Of course, a new conversion should be well insulated and will receive lot’s of warm sunshine coming through the Velux windows or dormer windows during the day, but as we all know in the UK, the nights can be bitter cold.
I want you to think of heating before any work is started because some options will need to be considered before the new floor goes down. Let’s take a look at the most common options you have.
Heating your new loft rooms
The three main forms of heating available are: 1. plumbing into your existing domestic combi boiler/radiator system. 2. Installing underfloor heating. 3. Plug in oil filled radiators, fan heaters.
Using your existing combi boiler with additional radiators
If your home already has a combi boiler with radiator then adding additional radiators to the system should be one of your first considerations. You will need to extend the current hot water heating pipes into the loft, so the advice of an experienced plumber will be needed to make sure the new pipes are taken from your existing heating loop at the correct place.
The good thing about radiators is they’re relatively cheap and won’t need replacing. They come in all shapes and size. Designer ones are available which means you can turn them into a feature rather than a standard white box on the wall.
The bad thing about radiators is you need to know your existing combi boiler will be powerful enough to run them. You’ll need to know the output of your current boiler and how much your current radiators are using before plumbing in the new radiators. Radiators also take valuable space in your Nottingham loft rooms, taller designs might the best option rather than traditional wider ones which will eat up wall space.
Underfloor heating for the invisible warming touch
Gaining a lot of popularity over the last 5 years, underfloor heating has become a popular choice for many, especially for conservatories, loft conversions, bathrooms.
The rise in use has brought down the prices and it’s now available to the DIYer from the big chains like Wickes and B&Q.
Electric underfloor systems mean there’s no need to alter existing pipework or modify your current heating system. Kits are readily available and designed to be used by a capable DIY enthusiast.
The good thing about underfloor heating is it doesn’t take up a valuable wall or floor space in the loft. It’s readily available in different sized mats, which could mean each room could be heated separately. It’s readily available and designed for DIY installation, maintenance free and silent.
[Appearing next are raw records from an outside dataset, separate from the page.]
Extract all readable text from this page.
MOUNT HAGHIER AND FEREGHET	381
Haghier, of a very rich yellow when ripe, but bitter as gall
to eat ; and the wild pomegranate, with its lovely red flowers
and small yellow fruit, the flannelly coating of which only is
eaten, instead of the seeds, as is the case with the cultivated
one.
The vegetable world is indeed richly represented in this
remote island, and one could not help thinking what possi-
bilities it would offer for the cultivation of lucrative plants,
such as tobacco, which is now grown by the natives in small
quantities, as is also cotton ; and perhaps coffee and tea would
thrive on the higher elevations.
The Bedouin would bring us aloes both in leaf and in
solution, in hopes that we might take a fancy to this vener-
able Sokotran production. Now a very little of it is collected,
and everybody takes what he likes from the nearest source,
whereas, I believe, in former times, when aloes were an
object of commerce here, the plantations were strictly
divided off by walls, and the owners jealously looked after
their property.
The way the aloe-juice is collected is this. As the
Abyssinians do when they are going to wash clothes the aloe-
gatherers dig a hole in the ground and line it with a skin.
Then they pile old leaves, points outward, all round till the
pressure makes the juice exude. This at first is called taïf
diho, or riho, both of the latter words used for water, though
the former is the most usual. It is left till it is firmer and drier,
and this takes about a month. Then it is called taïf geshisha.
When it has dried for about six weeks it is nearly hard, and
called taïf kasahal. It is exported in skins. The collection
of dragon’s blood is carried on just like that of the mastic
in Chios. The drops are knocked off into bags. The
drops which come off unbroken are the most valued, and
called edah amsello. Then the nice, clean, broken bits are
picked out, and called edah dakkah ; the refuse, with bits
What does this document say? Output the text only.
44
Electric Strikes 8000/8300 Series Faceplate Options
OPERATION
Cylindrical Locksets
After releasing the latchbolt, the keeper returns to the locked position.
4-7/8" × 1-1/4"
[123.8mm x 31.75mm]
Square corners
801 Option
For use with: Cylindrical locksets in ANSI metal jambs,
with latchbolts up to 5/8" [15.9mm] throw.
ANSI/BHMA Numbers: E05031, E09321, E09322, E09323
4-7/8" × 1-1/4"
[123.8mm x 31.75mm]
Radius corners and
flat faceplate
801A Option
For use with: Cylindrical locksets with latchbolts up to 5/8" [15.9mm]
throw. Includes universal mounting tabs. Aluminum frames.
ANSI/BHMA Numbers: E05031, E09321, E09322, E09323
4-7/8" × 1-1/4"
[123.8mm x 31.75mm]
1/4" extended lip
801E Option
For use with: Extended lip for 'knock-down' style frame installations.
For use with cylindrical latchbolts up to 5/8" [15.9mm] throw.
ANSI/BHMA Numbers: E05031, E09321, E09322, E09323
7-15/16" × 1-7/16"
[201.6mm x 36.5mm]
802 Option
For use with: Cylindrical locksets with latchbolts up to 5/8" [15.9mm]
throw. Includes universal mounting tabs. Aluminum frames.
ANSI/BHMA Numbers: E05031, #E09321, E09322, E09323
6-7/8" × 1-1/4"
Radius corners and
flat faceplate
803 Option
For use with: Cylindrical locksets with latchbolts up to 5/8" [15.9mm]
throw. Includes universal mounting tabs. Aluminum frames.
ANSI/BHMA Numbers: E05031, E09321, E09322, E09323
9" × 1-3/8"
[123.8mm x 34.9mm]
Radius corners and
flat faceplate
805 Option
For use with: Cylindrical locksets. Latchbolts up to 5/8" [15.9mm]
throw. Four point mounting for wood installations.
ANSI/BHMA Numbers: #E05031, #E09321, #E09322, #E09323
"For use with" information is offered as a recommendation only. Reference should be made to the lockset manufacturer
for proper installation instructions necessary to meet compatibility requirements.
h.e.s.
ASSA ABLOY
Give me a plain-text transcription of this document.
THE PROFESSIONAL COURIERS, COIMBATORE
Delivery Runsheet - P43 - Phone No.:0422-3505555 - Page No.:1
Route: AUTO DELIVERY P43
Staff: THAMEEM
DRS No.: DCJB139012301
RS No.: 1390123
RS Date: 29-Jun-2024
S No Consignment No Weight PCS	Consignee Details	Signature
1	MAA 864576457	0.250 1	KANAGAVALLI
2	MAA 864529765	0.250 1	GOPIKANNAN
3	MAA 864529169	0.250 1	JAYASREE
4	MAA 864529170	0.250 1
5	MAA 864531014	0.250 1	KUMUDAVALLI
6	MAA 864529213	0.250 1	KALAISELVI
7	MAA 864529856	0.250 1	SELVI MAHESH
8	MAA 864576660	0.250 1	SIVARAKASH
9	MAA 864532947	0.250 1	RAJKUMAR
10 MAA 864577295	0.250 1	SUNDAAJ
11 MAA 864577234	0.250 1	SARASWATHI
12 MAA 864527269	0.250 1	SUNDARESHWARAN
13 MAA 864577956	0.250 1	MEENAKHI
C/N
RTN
The bad thing about underfloor heating is repairing it could be difficult if not impossible. Will raise the floor slightly which may make existing flooring uneven but this should be a problem if you’re laying a whole new floor in the loft.
Plug in oil filled radiators and portable heaters
One option is to forego fitting heating altogether and use portable heaters to warm the loft area when they’re needed. Leaving out a heating system should make the loft conversion cheaper and easier, both in materials and labor, especially if you need to bring in an experienced plumber or qualified electrician.
Portable heaters tend to be smaller so have limited heat output, they should be fine for small/medium rooms but if your loft is the open plan you’ll need something with more power.
They’re also not particularly suitable if children are around. You wouldn’t want a heater being moved too close to something which could catch fire, or worse, be pulled over on top of a small child. Safety first.
The good thing about portable heaters is you may already have a couple you could use. Lowers the cost of the actual conversion. They come in all shapes and sizes and some can also be wall mounted. You have the option to easily heat each room separately,
The bad thing about portable heaters is they take up floor or wall space, unlike underfloor heating. Might not be powerful for large open plan lofts. Not suitable for children’s rooms.